By the end of September 2012, we would have completed the sixth month of our first Low Risk Income model portfolio. In this first model portfolio, we have mainly demonstrated the simplest covered call and put selling strategy (i.e. the “vanilla” strategy) which is simply to sell the options and wait for them to expire. Our income strategy revolves around generating income from dividends, franking credits, interest and option premiums. As dividends are paid twice a year in Australia, we have just completed one “dividend cycle” and the next six months would be simply a “rinse and repeat” of what we done in the past six months. It is time to move on to learn more advanced strategies so I will be wrapping up our “Vanilla” model portfolio today with a monthly update for September and a final Model Portfolio Update.
Monthly Portfolio Update for September 2012
A summary of the income we have received to date in shown in the table below (click to enlarge).
In September, we closed out the covered call positions on two of our income stocks (NAB and TLS) after they went ex-dividend and after we have held the stocks for the 45 days needed to receive the franking credits.

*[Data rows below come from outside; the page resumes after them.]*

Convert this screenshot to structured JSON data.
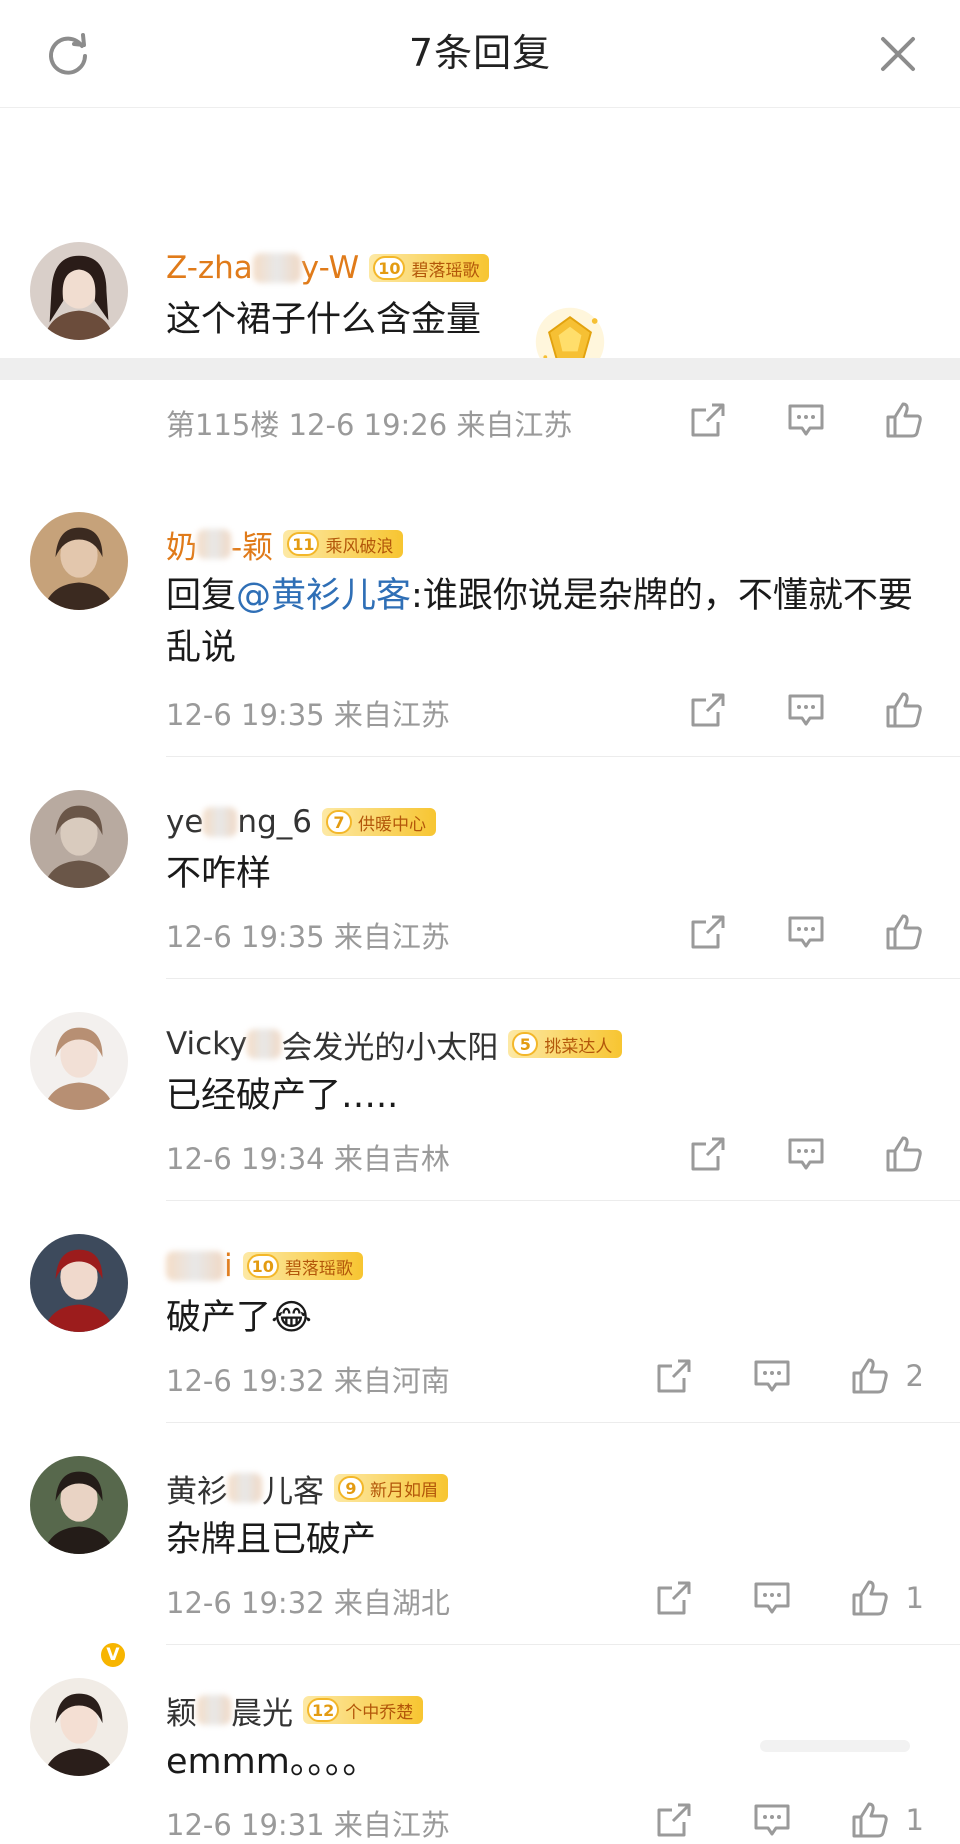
{
  "header": {
    "title": "7条回复"
  },
  "top_comment": {
    "username_prefix": "Z-zha",
    "username_suffix": "y-W",
    "badge_level": "10",
    "badge_text": "碧落瑶歌",
    "text": "这个裙子什么含金量",
    "floor": "第115楼",
    "time": "12-6 19:26",
    "location": "来自江苏"
  },
  "replies": [
    {
      "name_prefix": "奶",
      "name_suffix": "-颖",
      "badge_level": "11",
      "badge_text": "乘风破浪",
      "text_prefix": "回复",
      "mention": "@黄衫儿客",
      "text": ":谁跟你说是杂牌的，不懂就不要乱说",
      "time": "12-6 19:35",
      "location": "来自江苏",
      "likes": ""
    },
    {
      "name_prefix": "ye",
      "name_suffix": "ng_6",
      "badge_level": "7",
      "badge_text": "供暖中心",
      "text": "不咋样",
      "time": "12-6 19:35",
      "location": "来自江苏",
      "likes": ""
    },
    {
      "name_prefix": "Vicky",
      "name_suffix": "会发光的小太阳",
      "badge_level": "5",
      "badge_text": "挑菜达人",
      "text": "已经破产了…..",
      "time": "12-6 19:34",
      "location": "来自吉林",
      "likes": ""
    },
    {
      "name_prefix": "",
      "name_suffix": "i",
      "badge_level": "10",
      "badge_text": "碧落瑶歌",
      "text": "破产了",
      "emoji": "😂",
      "time": "12-6 19:32",
      "location": "来自河南",
      "likes": "2"
    },
    {
      "name_prefix": "黄衫",
      "name_suffix": "儿客",
      "badge_level": "9",
      "badge_text": "新月如眉",
      "text": "杂牌且已破产",
      "time": "12-6 19:32",
      "location": "来自湖北",
      "likes": "1"
    },
    {
      "name_prefix": "颖",
      "name_suffix": "晨光",
      "badge_level": "12",
      "badge_text": "个中乔楚",
      "text": "emmm。。。。",
      "time": "12-6 19:31",
      "location": "来自江苏",
      "likes": "1"
    }
  ],
  "verify_mark": "V",
  "icons": [
    "refresh-icon",
    "close-icon",
    "share-icon",
    "comment-icon",
    "like-icon",
    "trophy-icon"
  ]
}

We sold three new lots of put options on CBA, TLS and AMC which were secured by the cash that we have in the bank after selling our shares. NCM shares rebounded sharply so we rolled our NCM calls to a higher strike price and we also sold calls on both our ILU and RIO shares. We received a total of $4,531.50 in premiums for the new option contracts that we sold this month. However, we booked in losses of $4,128 on the NAB, TLS and NCM options that we closed. The option losses on NAB and TLS were pretty much offset by the realised capital gains from selling the shares which amounted to $2,096. Hence, our net income from selling our shares and options in September is $2,499.50 ($4,531.50 – $4128 + $2096).
We also received $2089.36 of dividends (inclusive of franking credits) from our RIO and TLS shares in September and we will another $637.64 of dividends from our ILU and NCM shares in October. Hence, our total dividend income is $2,727.
The interest rate of our Cash Investment account remained at 4.00% in September. At the end of the month, we would have received interest of $426.41 for our $129,700 of cash in the bank, giving us a total income of $5,652.91 or a 2.83% return this month on our capital of $200,000.
Portfolio Performance (April to September 2012)
Our target return for this model portfolio is 15% per year in income received (see Model Portfolio Set Up). After six months, we have received gross income of $17,383. Based on the Halifax Self-Service brokerage rate, our brokerage costs would have been $1108, giving us a net income of $16,275 or 8.14% on our capital of $200,000. This translates to an annualised return of 16.28%, which slightly exceeds our income target of 15% per year. The breakdown of our income is shown below. As you can see, almost half of the income comes from selling options.
The market value of some of our shares has rebounded and the unrealised capital gains from our NCM shares offset the unrealised losses in our ILU and RIO shares. Based on today’s valuation, we have a net unrealised loss of $42 as shown in our capital tracker below. By buying quality stocks that we are happy to hold long term and having a diversified portfolio of both growth and defensive stocks, we can keep our unrealised capital losses manageable.
New “All Stars” Model Portfolio
In October (after the school holidays), I will be starting our new “All Stars” Model Portfolio which will include using more active trade management strategies such as the “delta” strategy described in the ASX study on Covered Call returns. We will also be taking advantage of some of the capabilities of the Halifax Trader Workstation account to reduce risk and improve our returns. I will write more about this new model portfolio next week.
If you are intrigued by our income strategy but have trouble following the discussions in this post, you will need to first download and read our e-book in order to understand the strategy and do some basic options education (found on our Resources page) to familiarise yourself with option terminology.
Disclaimer: This post is for educational purposes only and should not be treated as investment advice. This strategy would not be suitable for stock investors who are not familiar with exchange traded options. Any readers interested in this strategy should do their own research and seek investment advice if required.